Kazakhstan and its corporations are facing increasing risks of secondary sanctions due to maintaining strong trade and logistics connections with Russia, according to the World Bank.
The warning comes as the US, European nations and other countries strive to curtail opportunities for Russian companies and the government to circumvent existing restrictions aimed at reducing its military and economic strength due to its invasion of Ukraine.
In its latest Kazakhstan Economic Update report, the World Bank said that “a principal concern for Kazakhstan is to avoid secondary sanctions which target countries that do extensive business with sanctioned entities”.
“However, even if Kazakhstan avoids explicit secondary sanctions, investors might preemptively withhold investment for fear that such cases might transpire in future,” the report said.
The warning comes as Kazakhstan struggles to at least partially reduce its almost total dependence on Russia for its oil exports, revenues from which are a key element of the country’s budget.
Last year, international credit rating agency S&P Global Ratingslowered its outlook on Kazakhstan from stable to negative, citing potential risks with the ability of the country’s oil producers to cope with any export restrictions that Russia might impose in retaliation for international sanctions.
About 80% of Kazakh oil exports transit Russia via the Caspian Pipeline Consortium-operated pipeline on the way to international markets, with another 16% flowing to the west via a network operated by Russian state oil pipeline operator Transneft.
Any further disruptions to the operation of Caspian Pipeline Consortium could lead to losses in oil production and fiscal revenues, posing downside risks to economic growth, the World Bank said in the report.
“The persistent high domestic inflation is a serious challenge, particularly for the most vulnerable households, and could potentially amplify the risk of social tensions,” it added.
Dual-use goods under scrutiny
The World Bank said that dual-use — civilian and military — products that can potentially be used for Russian military activities are most likely to be targeted by secondary sanctions.
The US government has listed former Soviet Union republics in Central Asia as a potential conduit for these goods.

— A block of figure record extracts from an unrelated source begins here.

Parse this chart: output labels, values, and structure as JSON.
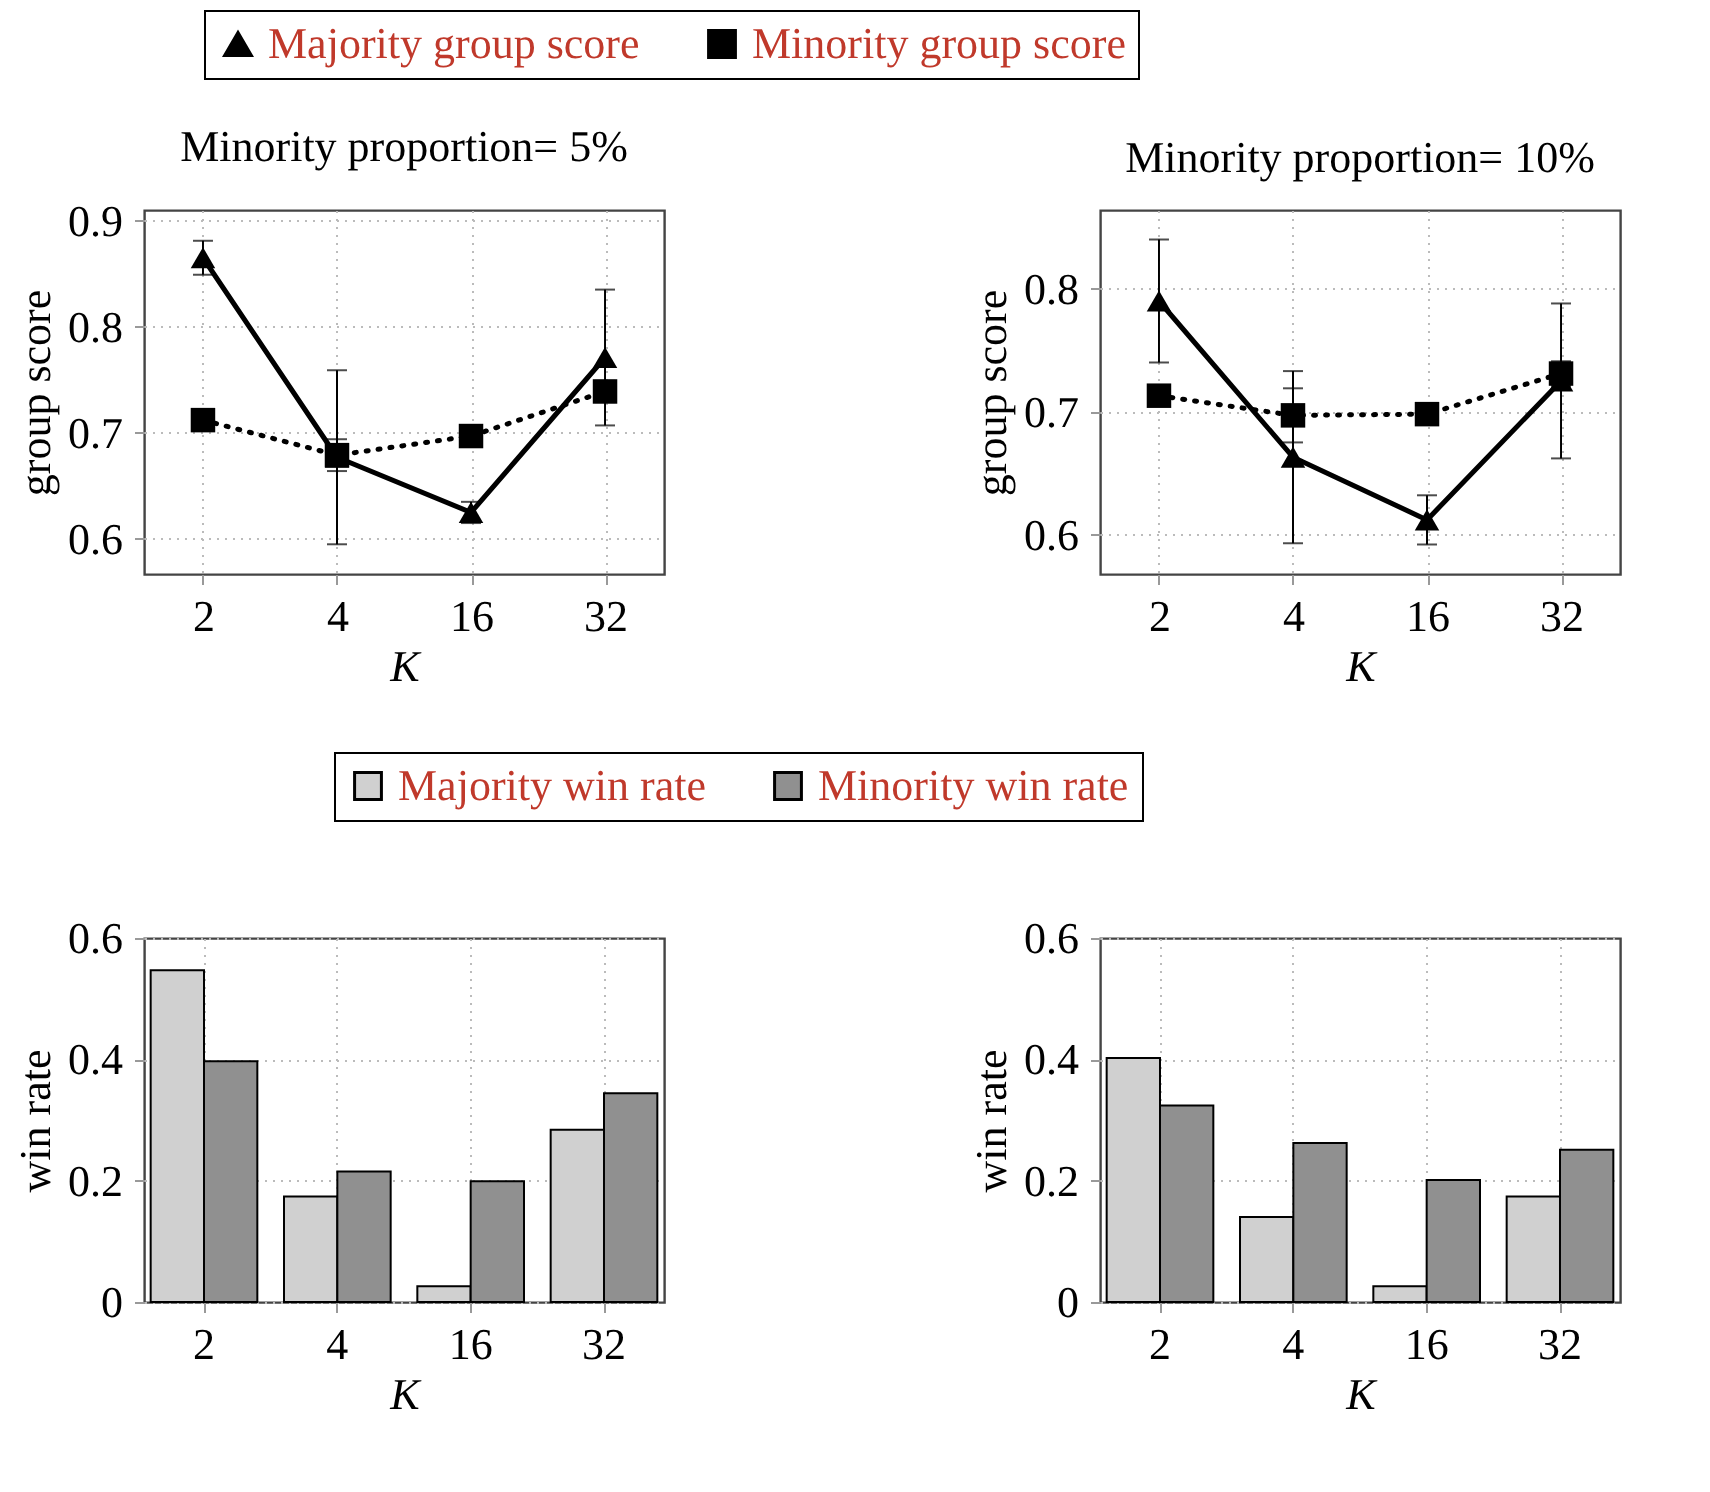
{
  "chart_data": [
    {
      "type": "line",
      "title": "Minority proportion= 5%",
      "xlabel": "K",
      "ylabel": "group score",
      "categories": [
        "2",
        "4",
        "16",
        "32"
      ],
      "ylim": [
        0.567,
        0.91
      ],
      "yticks": [
        0.6,
        0.7,
        0.8,
        0.9
      ],
      "grid": true,
      "legend": "top",
      "series": [
        {
          "name": "Majority group score",
          "color": "#000000",
          "marker": "triangle",
          "line_style": "solid",
          "values": [
            0.865,
            0.677,
            0.625,
            0.771
          ],
          "errors": [
            0.016,
            0.082,
            0.01,
            0.064
          ]
        },
        {
          "name": "Minority group score",
          "color": "#000000",
          "marker": "square",
          "line_style": "dotted",
          "values": [
            0.712,
            0.679,
            0.697,
            0.739
          ],
          "errors": [
            0.005,
            0.015,
            0.005,
            0.01
          ]
        }
      ]
    },
    {
      "type": "line",
      "title": "Minority proportion= 10%",
      "xlabel": "K",
      "ylabel": "group score",
      "categories": [
        "2",
        "4",
        "16",
        "32"
      ],
      "ylim": [
        0.568,
        0.864
      ],
      "yticks": [
        0.6,
        0.7,
        0.8
      ],
      "grid": true,
      "series": [
        {
          "color": "#000000",
          "marker": "triangle",
          "line_style": "solid",
          "values": [
            0.79,
            0.663,
            0.612,
            0.725
          ],
          "errors": [
            0.05,
            0.07,
            0.02,
            0.063
          ]
        },
        {
          "color": "#000000",
          "marker": "square",
          "line_style": "dotted",
          "values": [
            0.713,
            0.697,
            0.698,
            0.731
          ],
          "errors": [
            0.007,
            0.022,
            0.005,
            0.01
          ]
        }
      ]
    },
    {
      "type": "bar",
      "xlabel": "K",
      "ylabel": "win rate",
      "categories": [
        "2",
        "4",
        "16",
        "32"
      ],
      "ylim": [
        0,
        0.6
      ],
      "yticks": [
        0,
        0.2,
        0.4,
        0.6
      ],
      "grid": true,
      "legend": "top",
      "series": [
        {
          "name": "Majority win rate",
          "color": "#d0d0d0",
          "values": [
            0.547,
            0.174,
            0.026,
            0.284
          ]
        },
        {
          "name": "Minority win rate",
          "color": "#909090",
          "values": [
            0.397,
            0.215,
            0.199,
            0.344
          ]
        }
      ]
    },
    {
      "type": "bar",
      "xlabel": "K",
      "ylabel": "win rate",
      "categories": [
        "2",
        "4",
        "16",
        "32"
      ],
      "ylim": [
        0,
        0.6
      ],
      "yticks": [
        0,
        0.2,
        0.4,
        0.6
      ],
      "grid": true,
      "series": [
        {
          "color": "#d0d0d0",
          "values": [
            0.402,
            0.14,
            0.026,
            0.174
          ]
        },
        {
          "color": "#909090",
          "values": [
            0.324,
            0.262,
            0.201,
            0.251
          ]
        }
      ]
    }
  ]
}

“Although Kazakhstan has so far not been explicitly singled out, as the war in Ukraine evolves, so will the nature of the products that will be most scrutinised,” the report said.
The US dual-use commodities list comprises 16 products and includes western oilfield equipment that oil and gas developments in Kazakhstan continue to heavily depend upon, despite years of localisation efforts.
While Kazakhstan’s global exports are dominated by hydrocarbons, its sales to Russia are more diversified and include a variety of manufactured goods.
Russia is Kazakhstan’s largest export market, representing about 10% of the country’s total, but these exports — especially products on the US list of dual-use commodities of concern — might come under threat of secondary sanctions soon, the World Bank suggested.
Russia’s importance to Kazakhstan
Despite the sanctions, Kazakhstan’s exports to Russia expanded by 25.1% year on year in 2022, led by a 3.5 times increase in machinery exports. “It is possible this reflects a substitution effect from Europe”, the report suggested.
In recent interviews, Kazakh leading opposition leader and former energy minister Mukhtar Ablyazov described Kazakhstan as becoming the “backdoor for Russia to circumvent” international sanctions.
Throughout the past year, Kazakh authorities in Astana have quietly supported Russian businesses hit by international sanctions while publicly declaring their backing of Ukraine’s sovereignty, Ablyazov said.
The World Bank said that “Kazakhstan has the potential to attract relocations of Russian firms seeking to avoid sanctions, in areas which Kazakhstan already has overlapping capabilities, such as in the production of foodstuffs, machinery, transport vehicles and services.”
Ablyazov estimates that 20% to 30% of the Kazakh population are ethnic Russians or have strong Russian connections. Most of them are likely to have a pro-Russian stance as the country’s media landscape is dominated by Russian state television.